Из этого положения исходит Лейбниц, но мышление Лейбница динамично, в отличие от геометрического мышления Спинозы. Он заменяет пару соответствующих друг другу элементов — дух и материю — континуумом соответствующих друг другу элементов — монадами. Хотя они созданы по образу души, во многих случаях они не поднимаются до степени самосознания [c.95] совершенных душ и образуют часть того мира, который Декарт считал материей. Каждая из них живет в своем замкнутом мире, в котором имеет место совершенная причинная цепь от сотворения или от минус бесконечности во времени до неограниченно отдаленного будущего, но хотя они и замкнуты, они соответствуют друг другу благодаря предустановленной гармонии бога. Лейбниц сравнивает их с часами, которые были заведены так, что с сотворения они будут идти в такт в течение всей вечности. В отличие от часов, сделанных людьми, они не впадают в асинхронизм. Но это обусловлено чудесным и совершенным мастерством творца.
Итак, Лейбниц рассматривает мир автоматов, который, как и полагается ученику Гюйгенса, он строит по образцу часового механизма. Хотя монады и отображают одна другую, это отображение не есть перенос причинной связи от одной монады к другой. По существу, они столь же самодовлеющие или даже более самодовлеющие, чем пассивно танцующие фигурки на крышке музыкального ящика. Они не оказывают реального влияния на внешний мир и, по существу, не испытывают его влияния. Как говорит Лейбниц, монады «не имеют окон». Наблюдаемая нами организация мира представляет собой нечто среднее между вымыслом и чудом. Монада — это ньютонова Солнечная система в миниатюре.

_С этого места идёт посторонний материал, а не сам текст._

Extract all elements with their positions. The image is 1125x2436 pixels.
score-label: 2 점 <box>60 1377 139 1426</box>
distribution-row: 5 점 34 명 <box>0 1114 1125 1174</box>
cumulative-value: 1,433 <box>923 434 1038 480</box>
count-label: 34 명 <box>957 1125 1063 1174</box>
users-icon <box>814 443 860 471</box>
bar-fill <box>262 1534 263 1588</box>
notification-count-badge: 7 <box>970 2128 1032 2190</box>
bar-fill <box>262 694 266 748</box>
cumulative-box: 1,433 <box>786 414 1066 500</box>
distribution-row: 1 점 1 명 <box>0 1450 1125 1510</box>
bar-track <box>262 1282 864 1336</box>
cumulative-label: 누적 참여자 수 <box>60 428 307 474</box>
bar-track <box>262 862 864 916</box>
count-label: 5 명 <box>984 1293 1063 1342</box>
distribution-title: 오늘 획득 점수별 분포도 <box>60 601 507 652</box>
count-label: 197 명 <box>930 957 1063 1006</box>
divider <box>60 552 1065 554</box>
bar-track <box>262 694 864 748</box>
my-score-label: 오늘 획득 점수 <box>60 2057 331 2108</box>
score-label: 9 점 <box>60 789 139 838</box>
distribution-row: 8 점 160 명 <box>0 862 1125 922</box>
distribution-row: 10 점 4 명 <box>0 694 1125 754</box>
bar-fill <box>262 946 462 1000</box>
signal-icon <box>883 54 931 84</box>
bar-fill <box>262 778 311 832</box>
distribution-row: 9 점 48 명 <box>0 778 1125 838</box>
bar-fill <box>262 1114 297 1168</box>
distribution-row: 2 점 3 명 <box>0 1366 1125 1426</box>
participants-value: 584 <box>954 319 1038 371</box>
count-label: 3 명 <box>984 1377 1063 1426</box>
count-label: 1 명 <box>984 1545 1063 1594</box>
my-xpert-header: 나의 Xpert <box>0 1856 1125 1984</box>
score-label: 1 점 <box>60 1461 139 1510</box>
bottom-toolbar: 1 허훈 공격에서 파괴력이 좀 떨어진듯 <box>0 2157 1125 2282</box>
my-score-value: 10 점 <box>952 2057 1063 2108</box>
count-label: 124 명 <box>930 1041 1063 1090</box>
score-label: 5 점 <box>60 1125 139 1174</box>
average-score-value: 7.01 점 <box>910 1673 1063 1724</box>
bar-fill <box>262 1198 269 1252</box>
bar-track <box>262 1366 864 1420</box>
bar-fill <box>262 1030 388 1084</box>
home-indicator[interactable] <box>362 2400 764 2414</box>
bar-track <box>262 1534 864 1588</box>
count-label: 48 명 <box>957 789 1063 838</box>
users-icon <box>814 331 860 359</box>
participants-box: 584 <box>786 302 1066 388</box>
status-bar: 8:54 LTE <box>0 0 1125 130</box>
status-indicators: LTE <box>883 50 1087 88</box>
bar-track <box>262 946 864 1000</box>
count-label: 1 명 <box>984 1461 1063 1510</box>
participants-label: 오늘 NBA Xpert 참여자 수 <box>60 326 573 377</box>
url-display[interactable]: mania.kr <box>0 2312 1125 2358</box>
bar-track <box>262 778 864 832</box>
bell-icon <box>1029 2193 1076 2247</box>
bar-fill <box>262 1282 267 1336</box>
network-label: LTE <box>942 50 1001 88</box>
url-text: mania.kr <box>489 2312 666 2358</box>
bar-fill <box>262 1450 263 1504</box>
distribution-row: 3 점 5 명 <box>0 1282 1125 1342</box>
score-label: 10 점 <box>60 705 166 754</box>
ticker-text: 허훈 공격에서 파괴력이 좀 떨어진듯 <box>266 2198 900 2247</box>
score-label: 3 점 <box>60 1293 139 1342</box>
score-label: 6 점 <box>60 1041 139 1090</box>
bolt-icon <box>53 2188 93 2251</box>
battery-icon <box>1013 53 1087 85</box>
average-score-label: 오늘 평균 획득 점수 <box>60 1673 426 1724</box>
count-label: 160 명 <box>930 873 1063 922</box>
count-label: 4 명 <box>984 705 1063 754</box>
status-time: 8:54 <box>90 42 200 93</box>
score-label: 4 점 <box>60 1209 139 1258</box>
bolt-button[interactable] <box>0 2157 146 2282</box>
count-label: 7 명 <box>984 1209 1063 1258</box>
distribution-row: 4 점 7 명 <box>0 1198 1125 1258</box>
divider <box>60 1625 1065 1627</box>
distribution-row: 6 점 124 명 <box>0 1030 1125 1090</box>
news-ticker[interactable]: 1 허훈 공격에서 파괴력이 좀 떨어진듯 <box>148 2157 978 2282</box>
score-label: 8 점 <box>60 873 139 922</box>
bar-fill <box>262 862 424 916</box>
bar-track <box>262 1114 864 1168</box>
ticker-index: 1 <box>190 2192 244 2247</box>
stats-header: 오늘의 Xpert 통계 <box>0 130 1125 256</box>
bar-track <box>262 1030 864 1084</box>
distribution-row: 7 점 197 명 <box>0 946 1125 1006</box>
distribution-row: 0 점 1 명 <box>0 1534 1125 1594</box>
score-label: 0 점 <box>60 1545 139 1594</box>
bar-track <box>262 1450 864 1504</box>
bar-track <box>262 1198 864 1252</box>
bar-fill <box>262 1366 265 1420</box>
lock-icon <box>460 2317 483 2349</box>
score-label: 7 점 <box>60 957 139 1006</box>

В XIX в. автоматы, построенные человеком, и другие, естественные автоматы — животные и растения в представлении материалистов — изучаются в совершенно другом разрезе. Руководящие принципы этого века — сохранение и вырождение энергии. Живой организм — это прежде всего тепловой двигатель, сжигающий глюкозу, гликоген или крахмал, жиры и белки, которые превращаются в двуокись углерода, воду и мочевину. Внимание сосредоточено на метаболическом балансе, и если обращали внимание на низкие рабочие температуры мышц животного в противоположность высоким рабочим температурам теплового двигателя с таким же коэффициентом полезного действия, то от этого факта отмахивались и объясняли его тем, что в живом организме действует химическая энергия, а в машине — тепловая энергия. Все основные понятия приводились в связь с энергией, и основным из них было [c.96] понятие потенциала. Изучение механизма тела представляло собой ветвь энергетики. Такова до настоящего времени господствующая точка зрения классически мыслящих, консервативных физиологов. Общее направление мыслей таких биофизиков, как Рашевский и представители его школы, свидетельствует о живучести этих взглядов.